S’il se dégage un consensus sur le fait qu’il faut faire quelque chose pour soutenir les enfants en difficulté, la « meilleure » façon de répondre à leurs besoins fera l’objet de débats pendant un bon moment. Essentiellement, il s’agissait de déterminer qui est en meilleure posture pour aider un enfant vulnérable. On retrouve les premières traces de ce débat dans les annales de la Commission des assurances sociales (1930) alors que les tenants de l’aide institutionnelle (impliquant le retrait de l’enfant de sa famille) s’opposaient à ceux qui affirmaient que le fait de tout miser sur les institutions désorganisait la famille et que l’enfant a le droit d’être protégé par sa famille et dans sa famille (D’Amours, 1986).
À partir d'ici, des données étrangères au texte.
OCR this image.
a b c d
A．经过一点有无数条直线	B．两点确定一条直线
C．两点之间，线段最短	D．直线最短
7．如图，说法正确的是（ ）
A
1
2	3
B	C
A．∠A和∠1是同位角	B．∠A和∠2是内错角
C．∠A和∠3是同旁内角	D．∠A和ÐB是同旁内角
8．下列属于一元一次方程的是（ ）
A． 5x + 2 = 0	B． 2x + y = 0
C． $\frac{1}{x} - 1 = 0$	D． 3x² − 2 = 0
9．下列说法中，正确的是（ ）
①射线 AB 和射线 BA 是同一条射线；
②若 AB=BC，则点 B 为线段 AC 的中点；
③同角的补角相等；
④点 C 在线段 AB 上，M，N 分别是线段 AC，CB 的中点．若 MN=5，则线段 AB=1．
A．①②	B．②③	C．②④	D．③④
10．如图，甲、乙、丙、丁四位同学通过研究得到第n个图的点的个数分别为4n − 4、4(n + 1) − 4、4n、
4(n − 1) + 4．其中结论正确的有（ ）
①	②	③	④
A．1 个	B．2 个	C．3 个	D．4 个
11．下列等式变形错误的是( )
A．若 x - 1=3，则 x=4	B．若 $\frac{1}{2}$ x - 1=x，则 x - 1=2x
Avec le temps, cette dernière conception prendra le dessus et sera affirmée très clairement par la communauté internationale lors de la signature de la Convention relative aux droits de l’enfant en 1989.

Les valeurs et surtout les connaissances actuelles en la matière abondent en arguments fondés empiriquement voulant que la famille d’origine de l’enfant demeure, dans la grande majorité des situations, le milieu le plus propice à son développement et que toute interruption dans cette relation lui soit négative (Leung, Monit Cheung et Stevenson, 1994; Whittaker, 1990). La reconnaissance de la participation active des parents comme facteur d’efficacité de l’intervention a fait ressortir la nécessité d’impliquer tous les acteurs susceptibles de pouvoir contribuer au mieux-être de l'enfant (Atkins-Burnett et Allen-Meares, 2000; Beaudoin et al., 2000; Campbell, 2002; Leung, Caruso-Whitney, 1997; Hurth et Goff, 2002; James et Chard, 2010; Mahoney et Wiggers, 2007; Pandit, 2008; Terrisse et Brynczka, 1990). On a ainsi assisté au passage d’une pratique sociale « paternaliste » à une pratique misant davantage sur les ressources et capacités des clients de contrôler leur situation (Berg, 1996; Hegar et Hunzeker, 1988). Cette nouvelle vision de ce qui est « dans le meilleur intérêt de l’enfant » est venue changer radicalement le paysage des services à l’enfance offerts par les établissements publics au Québec, comme ailleurs. Depuis la fin des années 1990, la notion de développement des compétences se situe aussi au coeur des interventions offertes dans le milieu communautaire qui offre des services aux familles (Ouellette, 2005). Les pratiques sont fortement influencées par l’approche centrée sur la famille, approche soutenant que la famille naturelle est le milieu de vie le plus susceptible d’assurer le développement harmonieux de l’enfant, d’où la nécessité de reconnaître et de soutenir les compétences de la famille (Pouliot et al., 2009)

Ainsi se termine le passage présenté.